Au terme de son inventaire des facteurs jouant sur l’absentéisme, Veil propose de considérer que l’absence est toujours une conduite significative, à comprendre, dont la signification est loin d’être univoque et qui traduit une « inadaptation subjective et relative », « fruit de conflits non résolus qui concernent soit la vie au travail, soit la vie hors travail, soit l’articulation de ces deux champs » (p.166). Veil résiste ainsi à une approche purement individuelle de l’absentéisme, en termes de psychopathologie ou d’inadaptation du sujet, pour introduire des facteurs socioculturels et des facteurs tenant à l’entreprise. Sa conclusion en fait un indicateur central de l’adaptation des travailleurs à leur tâche et un mécanisme régulateur de l’activité humaine :

L’absentéisme est un comportement psychosocial universel, toujours important, et parfois si massif qu’il désorganise complètement le travail industriel ou administratif, mais si méconnu que l’on éprouve des difficultés à le définir avec précision. A fortiori, sa mesure et l’évaluation de ses conséquences se révèlent malaisées. Mais toutes les études sérieuses aboutissent aux mêmes conclusions : l’absentéisme est un des témoins les plus sensibles de l’adaptation des travailleurs à leur tâche et des satisfactions qu’ils y trouvent, un des symptômes les plus significatifs des conflits de motivations, et, tout compte fait, constitue l’un des mécanismes les plus souples de la régulation de l’activité humaine. (…) Toute absence traduit une relation déterminée entre un individu et la situation à laquelle il est confronté. Parfaitement justifiée par des raisons probantes d’intérêt général et particulier, la « lutte contre l’absentéisme » ne saurait consister pour autant ni à « briser le thermomètre », ni à « bloquer la soupape de sûreté ». En tant que symptôme, s’il vient à dépasser un certain taux d’étiage, l’absentéisme appelle une analyse approfondie, puis une action éclairée sur les facteurs matériels, économiques, juridiques, psychologiques et physiologiques qui le conditionnent. (Veil, 2012, pp.173-174)

De l’absentéisme au désengagement ?

Nous retrouvons dans ces analyses un ensemble d’éléments pertinents pour analyser et comprendre les conduites d’engagement et de désengagement au travail qui, comme les présences et les absences, ne semblent pouvoir se comprendre qu’au croisement d’éléments individuels, sociaux et organisationnels.
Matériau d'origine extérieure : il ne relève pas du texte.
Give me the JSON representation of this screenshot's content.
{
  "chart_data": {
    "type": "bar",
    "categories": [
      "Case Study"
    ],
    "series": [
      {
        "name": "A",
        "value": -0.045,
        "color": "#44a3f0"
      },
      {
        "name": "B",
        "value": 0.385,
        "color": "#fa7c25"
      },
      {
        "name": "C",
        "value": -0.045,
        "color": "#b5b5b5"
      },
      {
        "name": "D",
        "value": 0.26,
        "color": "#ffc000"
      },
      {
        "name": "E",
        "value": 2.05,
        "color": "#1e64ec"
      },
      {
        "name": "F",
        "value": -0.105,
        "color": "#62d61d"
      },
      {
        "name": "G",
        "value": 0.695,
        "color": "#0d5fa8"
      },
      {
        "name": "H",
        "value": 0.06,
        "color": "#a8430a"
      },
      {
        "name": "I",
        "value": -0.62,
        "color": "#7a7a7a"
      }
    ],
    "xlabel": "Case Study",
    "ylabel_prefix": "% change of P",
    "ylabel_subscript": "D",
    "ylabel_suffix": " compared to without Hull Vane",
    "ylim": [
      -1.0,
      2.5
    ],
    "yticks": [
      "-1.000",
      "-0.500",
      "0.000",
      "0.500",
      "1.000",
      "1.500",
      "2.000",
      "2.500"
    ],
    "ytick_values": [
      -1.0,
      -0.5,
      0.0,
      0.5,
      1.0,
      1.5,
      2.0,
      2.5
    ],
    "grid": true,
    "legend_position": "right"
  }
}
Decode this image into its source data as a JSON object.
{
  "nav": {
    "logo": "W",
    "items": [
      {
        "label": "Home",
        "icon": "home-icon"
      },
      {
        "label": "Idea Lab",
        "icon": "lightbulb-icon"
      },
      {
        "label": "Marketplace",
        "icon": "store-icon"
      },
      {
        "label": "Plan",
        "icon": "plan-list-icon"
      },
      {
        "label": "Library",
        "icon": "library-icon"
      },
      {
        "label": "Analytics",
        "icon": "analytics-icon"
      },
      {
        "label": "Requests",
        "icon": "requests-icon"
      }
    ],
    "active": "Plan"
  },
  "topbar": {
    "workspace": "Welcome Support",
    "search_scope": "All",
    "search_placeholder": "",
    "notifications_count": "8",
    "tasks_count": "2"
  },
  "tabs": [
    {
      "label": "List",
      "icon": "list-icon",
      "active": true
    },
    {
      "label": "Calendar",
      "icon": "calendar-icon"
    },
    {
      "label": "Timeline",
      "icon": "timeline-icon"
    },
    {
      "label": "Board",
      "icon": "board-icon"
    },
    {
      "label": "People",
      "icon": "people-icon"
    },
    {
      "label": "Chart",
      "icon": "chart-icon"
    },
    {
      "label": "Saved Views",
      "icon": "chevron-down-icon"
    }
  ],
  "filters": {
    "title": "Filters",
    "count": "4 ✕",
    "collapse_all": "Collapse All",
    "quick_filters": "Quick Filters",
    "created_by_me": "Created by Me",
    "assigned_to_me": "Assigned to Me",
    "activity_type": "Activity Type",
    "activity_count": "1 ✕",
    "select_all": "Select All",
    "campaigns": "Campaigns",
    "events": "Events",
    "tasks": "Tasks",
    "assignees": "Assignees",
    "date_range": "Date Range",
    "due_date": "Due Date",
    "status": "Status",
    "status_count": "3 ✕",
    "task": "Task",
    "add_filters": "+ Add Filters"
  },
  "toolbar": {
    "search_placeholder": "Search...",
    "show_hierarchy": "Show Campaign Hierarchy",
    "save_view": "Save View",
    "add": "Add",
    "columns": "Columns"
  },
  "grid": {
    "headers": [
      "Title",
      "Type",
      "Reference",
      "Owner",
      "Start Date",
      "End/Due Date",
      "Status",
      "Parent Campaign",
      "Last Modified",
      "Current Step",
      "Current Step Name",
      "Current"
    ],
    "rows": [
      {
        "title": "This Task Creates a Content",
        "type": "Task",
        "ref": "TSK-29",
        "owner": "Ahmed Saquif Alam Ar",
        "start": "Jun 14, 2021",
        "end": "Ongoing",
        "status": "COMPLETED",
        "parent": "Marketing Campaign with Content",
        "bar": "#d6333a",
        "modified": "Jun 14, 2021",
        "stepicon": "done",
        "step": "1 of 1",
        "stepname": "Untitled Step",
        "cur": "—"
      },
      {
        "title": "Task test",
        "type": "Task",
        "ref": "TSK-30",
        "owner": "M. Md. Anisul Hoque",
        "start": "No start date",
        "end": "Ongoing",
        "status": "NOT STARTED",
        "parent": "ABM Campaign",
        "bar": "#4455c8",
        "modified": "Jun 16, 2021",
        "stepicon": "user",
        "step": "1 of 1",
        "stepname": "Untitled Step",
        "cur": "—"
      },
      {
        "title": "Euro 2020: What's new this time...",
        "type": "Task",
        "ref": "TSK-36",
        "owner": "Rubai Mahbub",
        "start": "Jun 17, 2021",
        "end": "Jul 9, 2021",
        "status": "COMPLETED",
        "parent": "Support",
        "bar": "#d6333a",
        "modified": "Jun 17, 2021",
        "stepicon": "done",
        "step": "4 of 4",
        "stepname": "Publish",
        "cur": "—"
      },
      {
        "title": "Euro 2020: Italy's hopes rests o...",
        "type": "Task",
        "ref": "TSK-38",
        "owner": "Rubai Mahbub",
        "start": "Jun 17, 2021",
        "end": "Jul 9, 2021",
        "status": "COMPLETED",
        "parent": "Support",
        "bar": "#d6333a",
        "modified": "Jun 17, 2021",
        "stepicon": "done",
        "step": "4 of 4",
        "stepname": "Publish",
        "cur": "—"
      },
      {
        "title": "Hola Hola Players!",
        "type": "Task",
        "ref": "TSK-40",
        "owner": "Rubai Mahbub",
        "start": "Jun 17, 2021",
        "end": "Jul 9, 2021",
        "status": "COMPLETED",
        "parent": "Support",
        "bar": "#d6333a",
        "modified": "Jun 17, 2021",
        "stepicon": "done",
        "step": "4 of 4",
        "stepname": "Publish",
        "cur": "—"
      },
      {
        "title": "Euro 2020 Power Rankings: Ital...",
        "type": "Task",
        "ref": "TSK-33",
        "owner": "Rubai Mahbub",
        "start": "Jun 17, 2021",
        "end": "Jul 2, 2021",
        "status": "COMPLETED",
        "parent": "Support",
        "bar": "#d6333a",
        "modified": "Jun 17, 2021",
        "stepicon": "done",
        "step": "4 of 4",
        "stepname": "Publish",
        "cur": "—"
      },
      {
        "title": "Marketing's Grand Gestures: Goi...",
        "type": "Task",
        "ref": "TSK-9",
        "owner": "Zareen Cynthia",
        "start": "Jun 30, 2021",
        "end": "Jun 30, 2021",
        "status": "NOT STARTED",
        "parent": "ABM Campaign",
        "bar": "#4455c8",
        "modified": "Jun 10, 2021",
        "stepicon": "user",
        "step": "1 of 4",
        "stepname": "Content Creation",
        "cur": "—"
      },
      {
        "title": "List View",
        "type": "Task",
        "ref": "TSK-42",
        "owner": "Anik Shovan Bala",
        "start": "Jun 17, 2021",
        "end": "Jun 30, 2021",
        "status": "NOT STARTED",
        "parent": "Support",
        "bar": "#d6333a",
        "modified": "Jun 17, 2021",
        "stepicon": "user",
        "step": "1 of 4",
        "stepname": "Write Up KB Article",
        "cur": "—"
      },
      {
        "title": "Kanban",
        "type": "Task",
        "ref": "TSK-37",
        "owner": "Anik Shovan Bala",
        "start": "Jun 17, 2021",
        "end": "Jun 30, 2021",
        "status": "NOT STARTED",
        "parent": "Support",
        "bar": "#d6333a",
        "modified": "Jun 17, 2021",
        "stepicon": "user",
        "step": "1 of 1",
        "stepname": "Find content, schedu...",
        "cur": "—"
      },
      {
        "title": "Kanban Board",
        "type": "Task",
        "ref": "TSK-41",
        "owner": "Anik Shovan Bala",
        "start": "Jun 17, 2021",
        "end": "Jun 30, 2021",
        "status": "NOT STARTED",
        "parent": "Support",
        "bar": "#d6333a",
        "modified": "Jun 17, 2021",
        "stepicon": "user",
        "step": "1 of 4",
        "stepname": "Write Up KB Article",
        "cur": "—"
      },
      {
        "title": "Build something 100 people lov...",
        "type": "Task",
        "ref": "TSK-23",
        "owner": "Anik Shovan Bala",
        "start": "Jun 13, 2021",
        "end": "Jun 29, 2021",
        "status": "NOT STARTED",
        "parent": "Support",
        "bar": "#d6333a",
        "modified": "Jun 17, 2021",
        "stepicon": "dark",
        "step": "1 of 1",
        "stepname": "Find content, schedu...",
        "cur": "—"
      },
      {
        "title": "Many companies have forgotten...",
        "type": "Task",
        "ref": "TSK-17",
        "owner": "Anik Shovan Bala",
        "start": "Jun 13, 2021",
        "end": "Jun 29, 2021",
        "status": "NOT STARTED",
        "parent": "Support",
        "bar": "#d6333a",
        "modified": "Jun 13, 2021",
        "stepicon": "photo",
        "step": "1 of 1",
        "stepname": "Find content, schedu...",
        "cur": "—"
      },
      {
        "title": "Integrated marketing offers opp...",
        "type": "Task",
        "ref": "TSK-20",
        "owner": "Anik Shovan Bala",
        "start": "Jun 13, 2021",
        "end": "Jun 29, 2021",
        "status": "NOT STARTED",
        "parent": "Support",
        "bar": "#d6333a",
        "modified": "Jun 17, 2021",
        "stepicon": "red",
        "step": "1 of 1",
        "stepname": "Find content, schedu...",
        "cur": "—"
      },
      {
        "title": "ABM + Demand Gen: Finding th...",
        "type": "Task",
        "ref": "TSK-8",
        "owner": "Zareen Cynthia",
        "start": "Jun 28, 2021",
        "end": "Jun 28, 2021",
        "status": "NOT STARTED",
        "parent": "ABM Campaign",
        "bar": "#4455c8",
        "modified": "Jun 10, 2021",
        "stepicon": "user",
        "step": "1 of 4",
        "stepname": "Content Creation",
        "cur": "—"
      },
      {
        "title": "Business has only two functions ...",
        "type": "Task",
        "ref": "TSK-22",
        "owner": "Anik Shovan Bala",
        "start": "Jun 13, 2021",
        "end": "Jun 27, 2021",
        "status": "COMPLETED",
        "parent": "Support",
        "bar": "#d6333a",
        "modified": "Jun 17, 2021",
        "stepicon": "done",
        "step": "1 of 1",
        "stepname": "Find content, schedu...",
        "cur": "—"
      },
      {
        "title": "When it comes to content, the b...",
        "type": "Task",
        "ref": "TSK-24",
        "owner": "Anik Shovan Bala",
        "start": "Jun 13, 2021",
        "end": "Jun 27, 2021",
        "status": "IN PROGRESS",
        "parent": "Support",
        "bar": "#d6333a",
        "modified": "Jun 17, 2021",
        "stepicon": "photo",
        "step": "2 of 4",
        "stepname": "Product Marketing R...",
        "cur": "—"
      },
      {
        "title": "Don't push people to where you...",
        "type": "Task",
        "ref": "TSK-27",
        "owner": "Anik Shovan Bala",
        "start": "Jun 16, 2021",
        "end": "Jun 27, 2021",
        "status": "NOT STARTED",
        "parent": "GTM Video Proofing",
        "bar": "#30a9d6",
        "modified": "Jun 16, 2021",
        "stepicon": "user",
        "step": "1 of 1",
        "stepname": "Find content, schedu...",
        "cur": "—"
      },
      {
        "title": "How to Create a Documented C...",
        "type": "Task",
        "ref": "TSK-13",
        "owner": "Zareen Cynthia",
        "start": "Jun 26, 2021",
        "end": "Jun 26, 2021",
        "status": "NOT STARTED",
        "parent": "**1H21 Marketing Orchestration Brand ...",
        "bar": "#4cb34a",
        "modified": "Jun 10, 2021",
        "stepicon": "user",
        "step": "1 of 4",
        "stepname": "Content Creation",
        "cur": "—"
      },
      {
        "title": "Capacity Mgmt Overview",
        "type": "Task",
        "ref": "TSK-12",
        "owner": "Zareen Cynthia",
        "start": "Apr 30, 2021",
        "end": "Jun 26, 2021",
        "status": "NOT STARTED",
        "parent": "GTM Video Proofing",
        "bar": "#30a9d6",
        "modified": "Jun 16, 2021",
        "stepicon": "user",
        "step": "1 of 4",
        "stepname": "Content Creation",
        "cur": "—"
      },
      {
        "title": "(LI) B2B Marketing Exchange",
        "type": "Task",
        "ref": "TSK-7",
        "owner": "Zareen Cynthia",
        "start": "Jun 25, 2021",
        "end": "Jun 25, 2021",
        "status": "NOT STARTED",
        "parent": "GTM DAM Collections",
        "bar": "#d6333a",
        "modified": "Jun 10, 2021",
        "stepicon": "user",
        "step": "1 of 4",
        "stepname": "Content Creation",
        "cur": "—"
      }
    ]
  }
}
Ces conduites constituent des façons de faire potentiellement adaptées ou inadaptées, d’une façon toujours relative, en fonction de la situation et par rapport aux conditions du milieu. Comme l’absence, le désengagement n’apparaît pas être mauvais en soi : il permet des régulations de l’activité et peut être vu parfois comme une solution à un « conflit pouvant être plus ou moins étroitement lié au travail » (p.155). A l’inverse, l’engagement ne relèverait-il pas dans certaines conditions d’une impossibilité à se désengager à la portée potentiellement pathologique ? Enfin, d’une certaine façon, la filiation avec le travail de Veil sur l’absence et la présence peut être particulièrement forte si l’on conçoit le désengagement et l’engagement comme des formes d’absence et de présence de soi au travail.